@yoananda2
« J’ai
souvenir de discours de Tarik Ramadan ou il était très explicite. Il ne parlait
pas de prendre le pouvoir à la tête de l’état hein, il est pas si con que ça
évidement »
J’ai un peu
lu et beaucoup écouté Tarik Ramadan et même si je ne suis pas d’accord avec lui
sur certains points, son discours sur les institutions ne m’a jamais posé
problème. Du coup je me demande à quel propos explicite tu fais référence. Parce
que ce qu’on lui reproche généralement, ce ne sont jamais des propos explicites
justement mais de soi-disant intentions sournoises dissimulées …
« Du
coup, si tu ne dis pas "y a aucun problème", tu dis quoi à propos des
problèmes qu’il y a ? »
-le problème
le plus immédiat, c’est celui du terrorisme low cost avec la stratégie, dite
des "mille entailles" dont on a déjà parlé longuement ( et Samuel
Paty a été l’une de ses victimes), donc je ne vais pas revenir dessus.
-les frères
musulmans, qui, même s’ils ne représentent à peine un peu moins de 10 %
des musulmans, est un mouvement islamiste qui produit des cadres. Le problème,
c’est qu’apparemment les gouvernements font tout pour créer un « islam de France »

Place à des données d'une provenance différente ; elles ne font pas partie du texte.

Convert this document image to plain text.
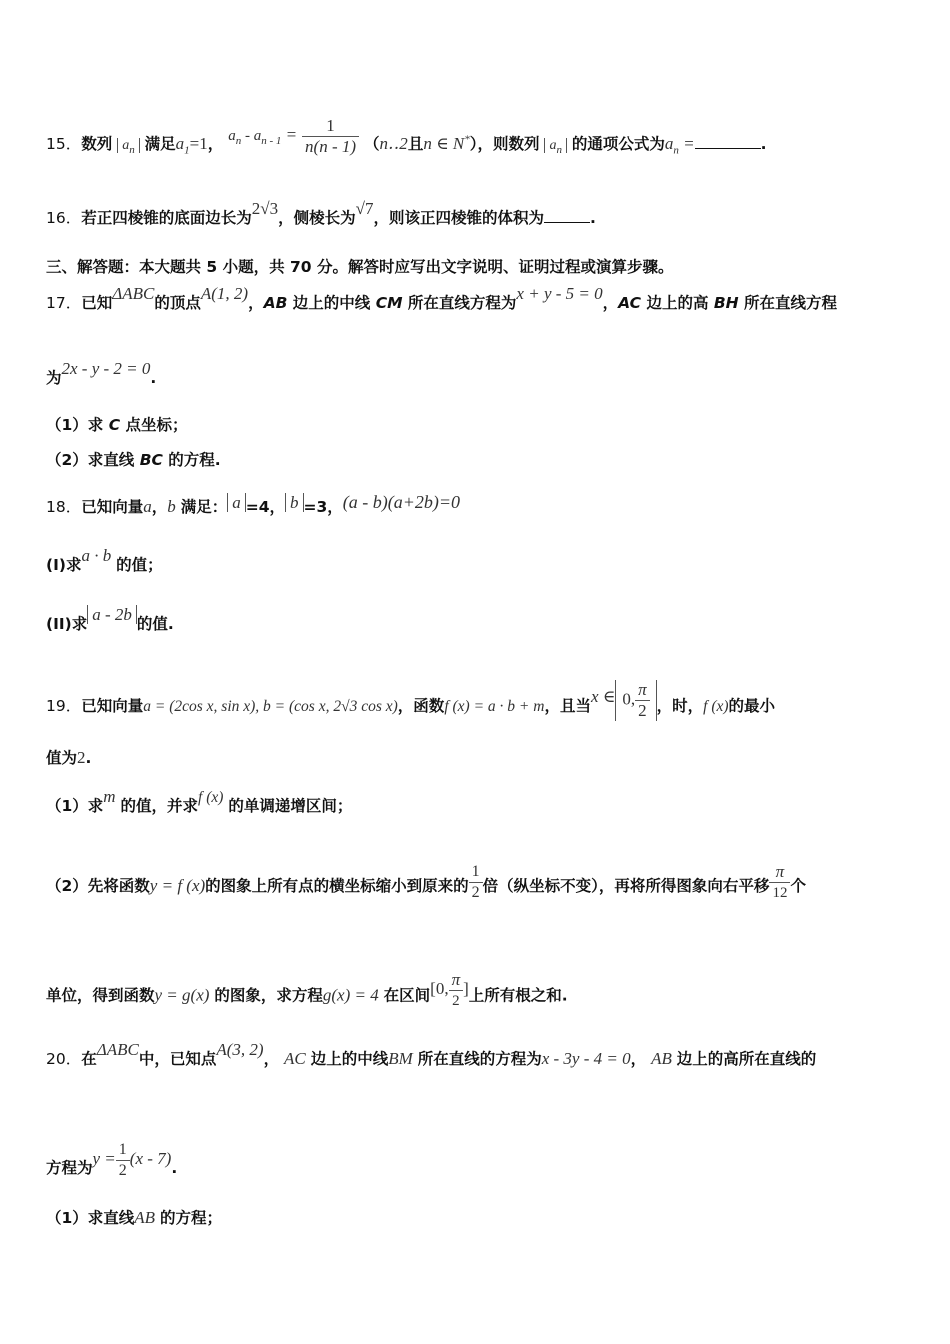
15．数列 $a_n$ 满足$a_1=1$， $a_n - a_{n - 1} = \frac{1}{n(n - 1)}$ （n‥2且n ∈ N*），则数列 $a_n$ 的通项公式为$a_n$ =	.
16．若正四棱锥的底面边长为2√3，侧棱长为√7，则该正四棱锥的体积为	.
三、解答题：本大题共 5 小题，共 70 分。解答时应写出文字说明、证明过程或演算步骤。
17．已知ΔABC的顶点A(1, 2)，AB 边上的中线 CM 所在直线方程为x + y - 5 = 0，AC 边上的高 BH 所在直线方程
为2x - y - 2 = 0.
（1）求 C 点坐标；
（2）求直线 BC 的方程.
18．已知向量a，b 满足： a =4， b =3，(a - b)(a+2b)=0
(I)求a · b 的值；
(II)求 a - 2b 的值.
19．已知向量a = (2cos x, sin x), b = (cos x, 2√3 cos x)，函数f (x) = a · b + m，且当x ∈ 0, $\frac{\pi}{2}$ ，时，f (x)的最小
值为2.
（1）求m 的值，并求f (x) 的单调递增区间；
（2）先将函数y = f (x)的图象上所有点的横坐标缩小到原来的 $\frac{1}{2}$ 倍（纵坐标不变），再将所得图象向右平移 $\frac{\pi}{12}$ 个
单位，得到函数y = g(x) 的图象，求方程g(x) = 4 在区间[0, $\frac{\pi}{2}$ ]上所有根之和.
20．在ΔABC中，已知点A(3, 2)， AC 边上的中线BM 所在直线的方程为x - 3y - 4 = 0， AB 边上的高所在直线的
方程为$y = \frac{1}{2} (x - 7)$.
（1）求直线AB 的方程；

et pour structurer des musulmans aujourd’hui très divisé, ce qui est une bêtise
incroyable qui va justement dans le sens des frères musulmans, c’est lever l’un de leur principal obstacle.
-il y’a la
progression démographique d’un groupe qui a une conception très identitaire de
l’islam et qui souhaite entrer en rupture avec la société française. Comme il n’y
a pas de structure organisationnelle à l’échelle nationale, qu’il est
hétérogène et composé surtout de jeunes peu qualifiés et peu insérés dans
l’emploi, vivant dans les quartiers populaires périphériques des grandes
agglomérations dans la précarité, il ne constitue pas une menace politique comparable
aux frères musulmans qui eux sont organisé et instruit. Par contre, la
progression de ce groupe est corrélée aux conditions socio-économiques, ça veut
dire qu’en cas de crise et de précarisation générale de la société française,
il peut encore augmenter.
-après il y’a
d’autres problèmes comme le clientélisme communautaire au niveau local dont
nous avons aussi longuement parlé.
Donc voilà,
il n’y a pas « aucun problème » et tout ne va pas bien madame la
marquise. Par contre, la propagande des identitaires dégoûtants ( ton terme que
je ne fais que reprendre) les grossit de façon paroxystique et les mélange à d’autres
problématiques dans le but de créer un ennemi intérieur musulman/allogène essentialisé
à épurer.
« Par
curiosité, Hollande qui parle de partition »
On en avait
déjà parlé aussi sauf que là tu avais cité Darmanin et son usage du mot « séparatisme ».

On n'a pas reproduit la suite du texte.